Já que cada condomínio tem necessidades específicas, é fundamental o auxílio do corretor no mapeamento das coberturas mais indicadas para cada caso

Dicas – O problema mais comum enfrentando pelos condomínios são os curtos-circuitos provocados, geralmente, por variação de energia e queda de raio, e que afetam televisões e outros equipamentos. Para evitar danos maiores, os condomínios podem adotar medidas preventivas que incluem desde revisão da rede elétrica e sistema de para raios até a manutenção do imóvel.

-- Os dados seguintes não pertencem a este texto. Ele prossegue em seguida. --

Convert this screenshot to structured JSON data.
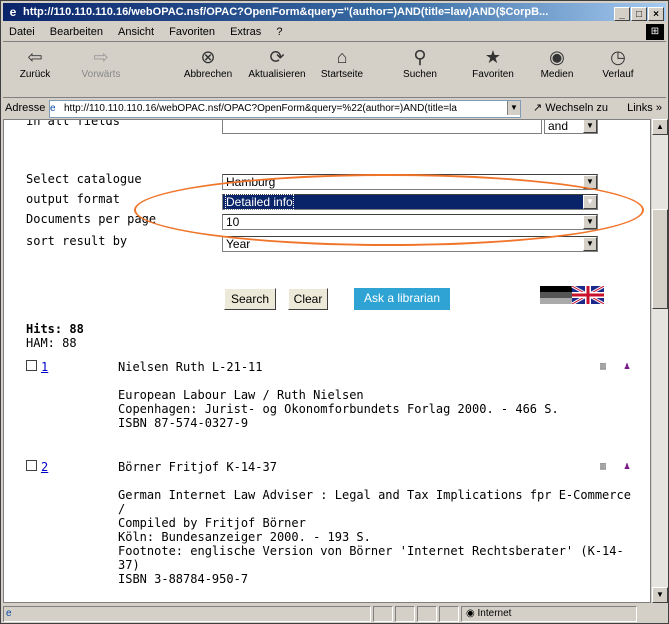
{
  "titlebar": {
    "title": "http://110.110.110.16/webOPAC.nsf/OPAC?OpenForm&query=\"(author=)AND(title=law)AND($CorpB..."
  },
  "menubar": {
    "items": [
      "Datei",
      "Bearbeiten",
      "Ansicht",
      "Favoriten",
      "Extras",
      "?"
    ]
  },
  "toolbar": {
    "back": "Zurück",
    "forward": "Vorwärts",
    "stop": "Abbrechen",
    "refresh": "Aktualisieren",
    "home": "Startseite",
    "search": "Suchen",
    "favorites": "Favoriten",
    "media": "Medien",
    "history": "Verlauf"
  },
  "addressbar": {
    "label": "Adresse",
    "url": "http://110.110.110.16/webOPAC.nsf/OPAC?OpenForm&query=%22(author=)AND(title=la",
    "go": "Wechseln zu",
    "links": "Links"
  },
  "form": {
    "top_cut_label": "in all fields",
    "top_cut_value": "and",
    "catalogue_label": "Select catalogue",
    "catalogue_value": "Hamburg",
    "format_label": "output format",
    "format_value": "Detailed info",
    "docs_label": "Documents per page",
    "docs_value": "10",
    "sort_label": "sort result by",
    "sort_value": "Year"
  },
  "buttons": {
    "search": "Search",
    "clear": "Clear",
    "ask": "Ask a librarian"
  },
  "hits": {
    "title": "Hits: 88",
    "detail": "HAM: 88"
  },
  "records": [
    {
      "num": "1",
      "heading": "Nielsen Ruth L-21-11",
      "lines": [
        "European Labour Law / Ruth Nielsen",
        "Copenhagen: Jurist- og Okonomforbundets Forlag 2000. - 466 S.",
        "ISBN 87-574-0327-9"
      ]
    },
    {
      "num": "2",
      "heading": "Börner Fritjof K-14-37",
      "lines": [
        "German Internet Law Adviser : Legal and Tax Implications fpr E-Commerce /",
        "Compiled by Fritjof Börner",
        "Köln: Bundesanzeiger 2000. - 193 S.",
        "Footnote: englische Version von Börner 'Internet Rechtsberater' (K-14-37)",
        "ISBN 3-88784-950-7"
      ]
    }
  ],
  "statusbar": {
    "zone": "Internet"
  }
}
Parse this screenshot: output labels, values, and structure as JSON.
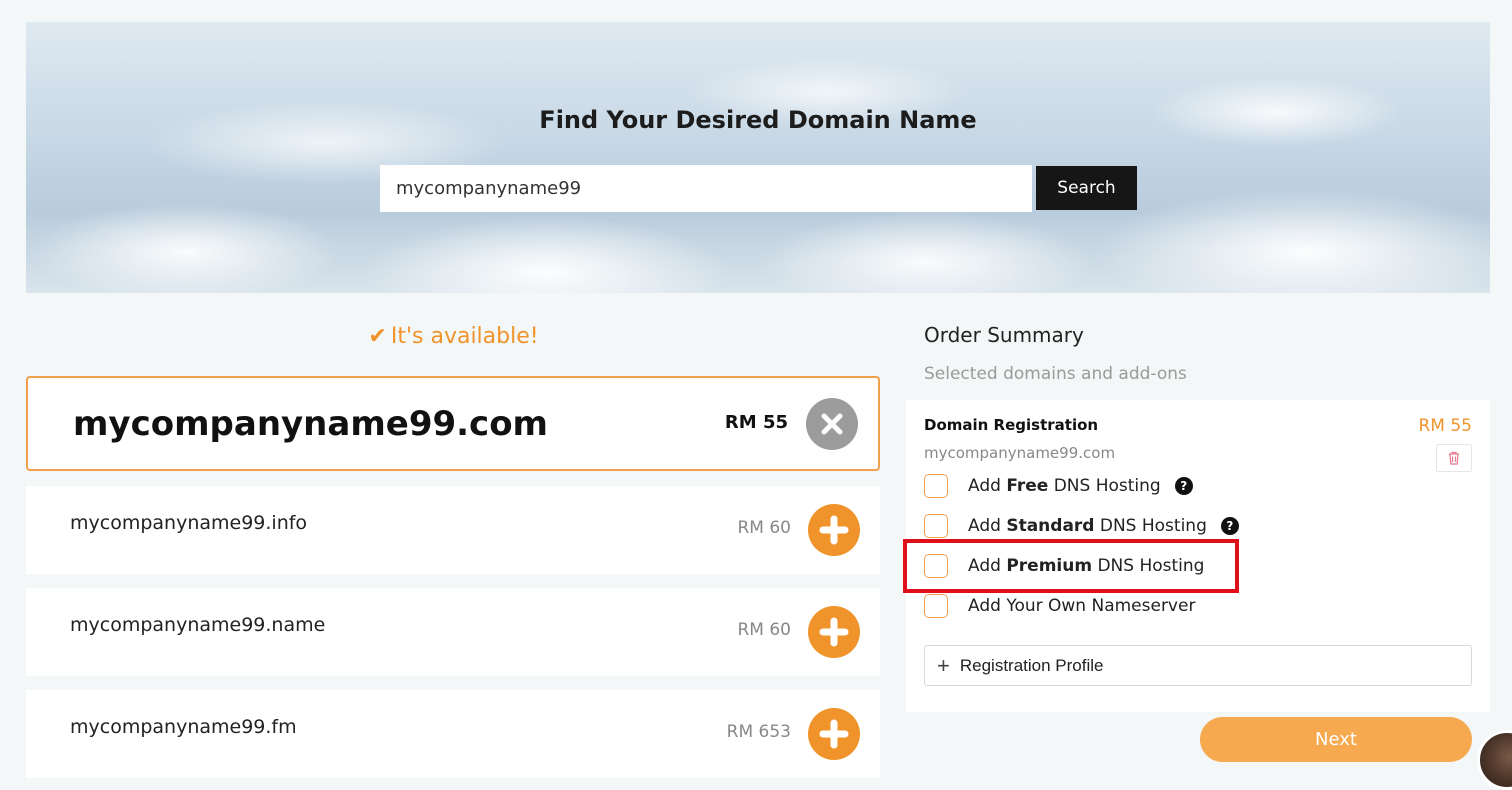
{
  "hero": {
    "title": "Find Your Desired Domain Name",
    "search_value": "mycompanyname99",
    "search_button": "Search"
  },
  "results": {
    "status_text": "It's available!",
    "selected": {
      "domain": "mycompanyname99.com",
      "price": "RM 55"
    },
    "options": [
      {
        "domain": "mycompanyname99.info",
        "price": "RM 60"
      },
      {
        "domain": "mycompanyname99.name",
        "price": "RM 60"
      },
      {
        "domain": "mycompanyname99.fm",
        "price": "RM 653"
      }
    ]
  },
  "summary": {
    "title": "Order Summary",
    "subtitle": "Selected domains and add-ons",
    "registration": {
      "label": "Domain Registration",
      "price": "RM 55",
      "domain": "mycompanyname99.com"
    },
    "addons": [
      {
        "prefix": "Add",
        "bold": "Free",
        "suffix": "DNS Hosting",
        "checked": false
      },
      {
        "prefix": "Add",
        "bold": "Standard",
        "suffix": "DNS Hosting",
        "checked": false
      },
      {
        "prefix": "Add",
        "bold": "Premium",
        "suffix": "DNS Hosting",
        "checked": false
      },
      {
        "prefix": "Add Your Own Nameserver",
        "bold": "",
        "suffix": "",
        "checked": false
      }
    ],
    "profile_label": "Registration Profile",
    "next_label": "Next"
  },
  "colors": {
    "accent": "#f0932b",
    "highlight": "#e0101a",
    "dark_button": "#161616"
  }
}
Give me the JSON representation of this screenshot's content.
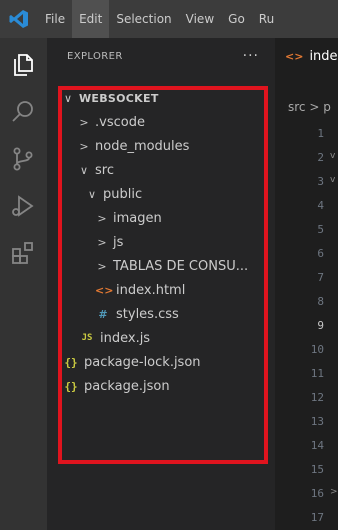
{
  "menu": {
    "items": [
      "File",
      "Edit",
      "Selection",
      "View",
      "Go",
      "Ru"
    ]
  },
  "activity_bar": {
    "icons": [
      "explorer-icon",
      "search-icon",
      "source-control-icon",
      "run-debug-icon",
      "extensions-icon"
    ]
  },
  "explorer": {
    "title": "EXPLORER",
    "more": "···",
    "root": "WEBSOCKET",
    "items": [
      {
        "label": ".vscode",
        "type": "folder",
        "expanded": false
      },
      {
        "label": "node_modules",
        "type": "folder",
        "expanded": false
      },
      {
        "label": "src",
        "type": "folder",
        "expanded": true
      },
      {
        "label": "public",
        "type": "folder",
        "expanded": true
      },
      {
        "label": "imagen",
        "type": "folder",
        "expanded": false
      },
      {
        "label": "js",
        "type": "folder",
        "expanded": false
      },
      {
        "label": "TABLAS DE CONSU...",
        "type": "folder",
        "expanded": false
      },
      {
        "label": "index.html",
        "type": "html"
      },
      {
        "label": "styles.css",
        "type": "css"
      },
      {
        "label": "index.js",
        "type": "js"
      },
      {
        "label": "package-lock.json",
        "type": "json"
      },
      {
        "label": "package.json",
        "type": "json"
      }
    ],
    "highlight_color": "#e0141e"
  },
  "editor": {
    "tab_label": "inde",
    "breadcrumb": "src > p",
    "current_line": "9",
    "line_numbers": [
      "1",
      "2",
      "3",
      "4",
      "5",
      "6",
      "7",
      "8",
      "9",
      "10",
      "11",
      "12",
      "13",
      "14",
      "15",
      "16",
      "17"
    ]
  },
  "icons": {
    "chevron_down": "∨",
    "chevron_right": ">",
    "html": "<>",
    "css": "#",
    "js": "JS",
    "json": "{}"
  }
}
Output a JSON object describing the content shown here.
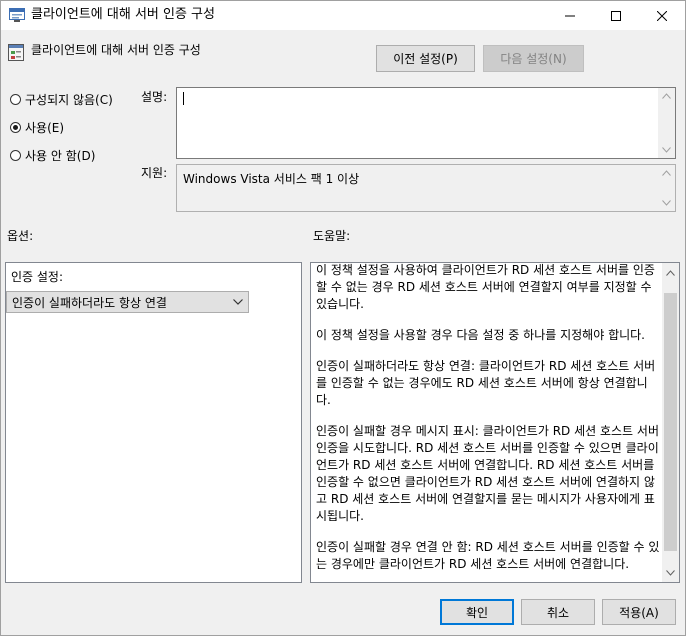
{
  "window": {
    "title": "클라이언트에 대해 서버 인증 구성"
  },
  "header": {
    "policy_name": "클라이언트에 대해 서버 인증 구성",
    "prev_button": "이전 설정(P)",
    "next_button": "다음 설정(N)"
  },
  "state": {
    "options": [
      {
        "label": "구성되지 않음(C)",
        "checked": false
      },
      {
        "label": "사용(E)",
        "checked": true
      },
      {
        "label": "사용 안 함(D)",
        "checked": false
      }
    ]
  },
  "comment": {
    "label": "설명:",
    "value": ""
  },
  "supported": {
    "label": "지원:",
    "value": "Windows Vista 서비스 팩 1 이상"
  },
  "options_section": {
    "label": "옵션:",
    "auth_setting_label": "인증 설정:",
    "auth_setting_value": "인증이 실패하더라도 항상 연결"
  },
  "help_section": {
    "label": "도움말:",
    "paragraphs": [
      "이 정책 설정을 사용하여 클라이언트가 RD 세션 호스트 서버를 인증할 수 없는 경우 RD 세션 호스트 서버에 연결할지 여부를 지정할 수 있습니다.",
      "이 정책 설정을 사용할 경우 다음 설정 중 하나를 지정해야 합니다.",
      "인증이 실패하더라도 항상 연결: 클라이언트가 RD 세션 호스트 서버를 인증할 수 없는 경우에도 RD 세션 호스트 서버에 항상 연결합니다.",
      "인증이 실패할 경우 메시지 표시: 클라이언트가 RD 세션 호스트 서버 인증을 시도합니다. RD 세션 호스트 서버를 인증할 수 있으면 클라이언트가 RD 세션 호스트 서버에 연결합니다. RD 세션 호스트 서버를 인증할 수 없으면 클라이언트가 RD 세션 호스트 서버에 연결하지 않고 RD 세션 호스트 서버에 연결할지를 묻는 메시지가 사용자에게 표시됩니다.",
      "인증이 실패할 경우 연결 안 함: RD 세션 호스트 서버를 인증할 수 있는 경우에만 클라이언트가 RD 세션 호스트 서버에 연결합니다."
    ]
  },
  "footer": {
    "ok": "확인",
    "cancel": "취소",
    "apply": "적용(A)"
  },
  "icons": {
    "title_icon": "policy-window-icon",
    "header_icon": "policy-setting-icon",
    "minimize": "minimize-icon",
    "maximize": "maximize-icon",
    "close": "close-icon",
    "dropdown": "chevron-down-icon"
  },
  "colors": {
    "default_button_border": "#0078d7",
    "window_background": "#f0f0f0"
  }
}
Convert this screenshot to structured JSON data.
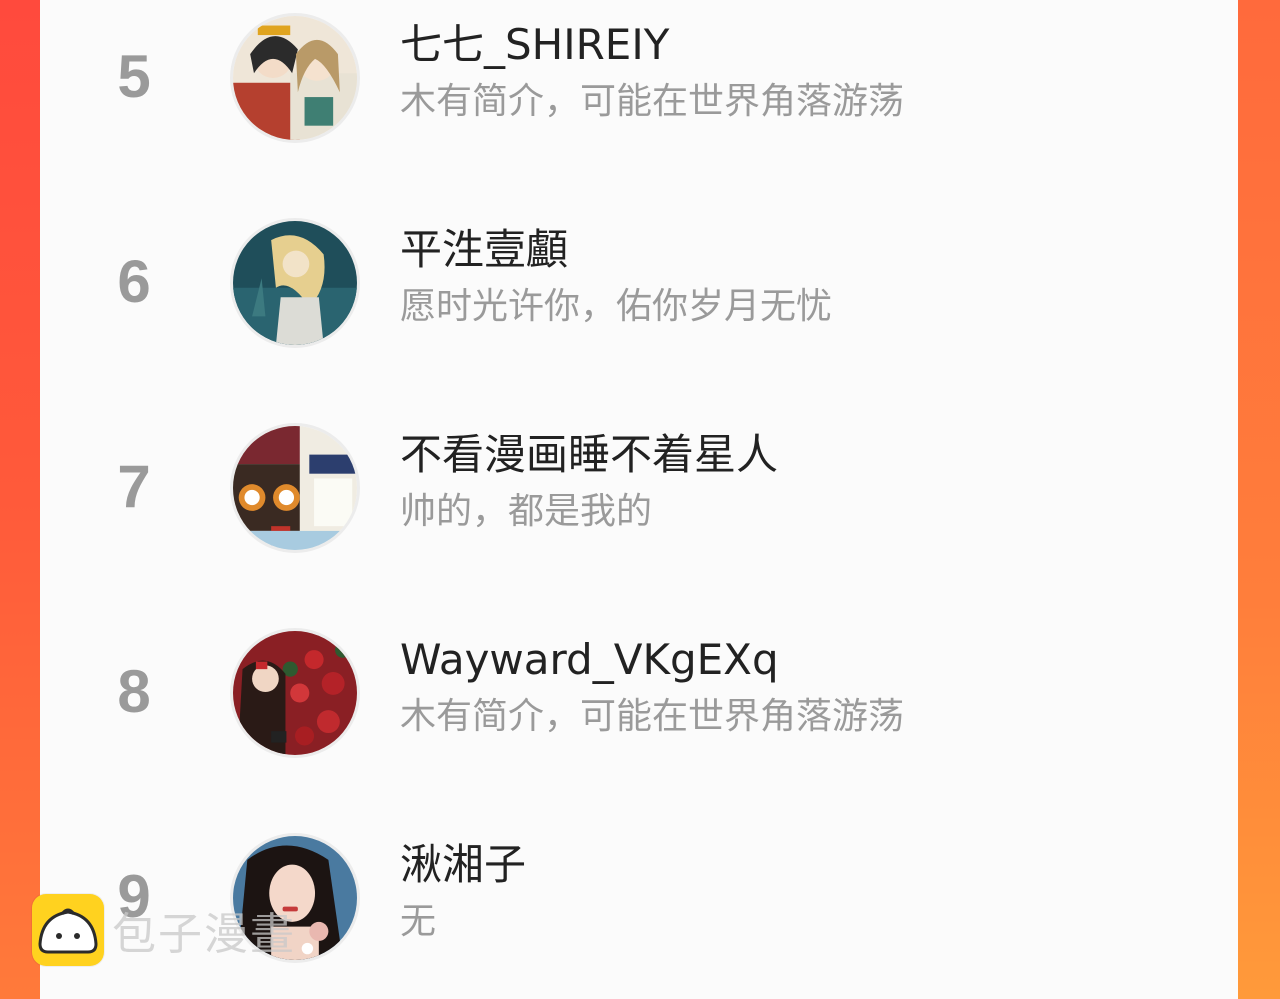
{
  "ranking": [
    {
      "rank": "5",
      "name": "七七_SHIREIY",
      "bio": "木有简介，可能在世界角落游荡"
    },
    {
      "rank": "6",
      "name": "平泩壹顱",
      "bio": "愿时光许你，佑你岁月无忧"
    },
    {
      "rank": "7",
      "name": "不看漫画睡不着星人",
      "bio": "帅的，都是我的"
    },
    {
      "rank": "8",
      "name": "Wayward_VKgEXq",
      "bio": "木有简介，可能在世界角落游荡"
    },
    {
      "rank": "9",
      "name": "湫湘子",
      "bio": "无"
    }
  ],
  "watermark": {
    "text": "包子漫畫",
    "icon": "bun-logo-icon"
  },
  "colors": {
    "accent_left": "#ff4a3d",
    "accent_right": "#ff7e3b",
    "panel": "#fbfbfb",
    "rank": "#9a9a9a",
    "bio": "#9a9a9a"
  }
}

Em relação aos vidros, presentes em áreas comuns, como bancadas, janelas, vitrines, portas e similares, são diversas situações que podem causar danos. A principal é o descuido no manuseio de objetos, especialmente durante a limpeza. Para evitar, a dica é sempre contratar serviços de pessoal capacitado e licenciado para desempenhar a função, além de treinamento das equipes.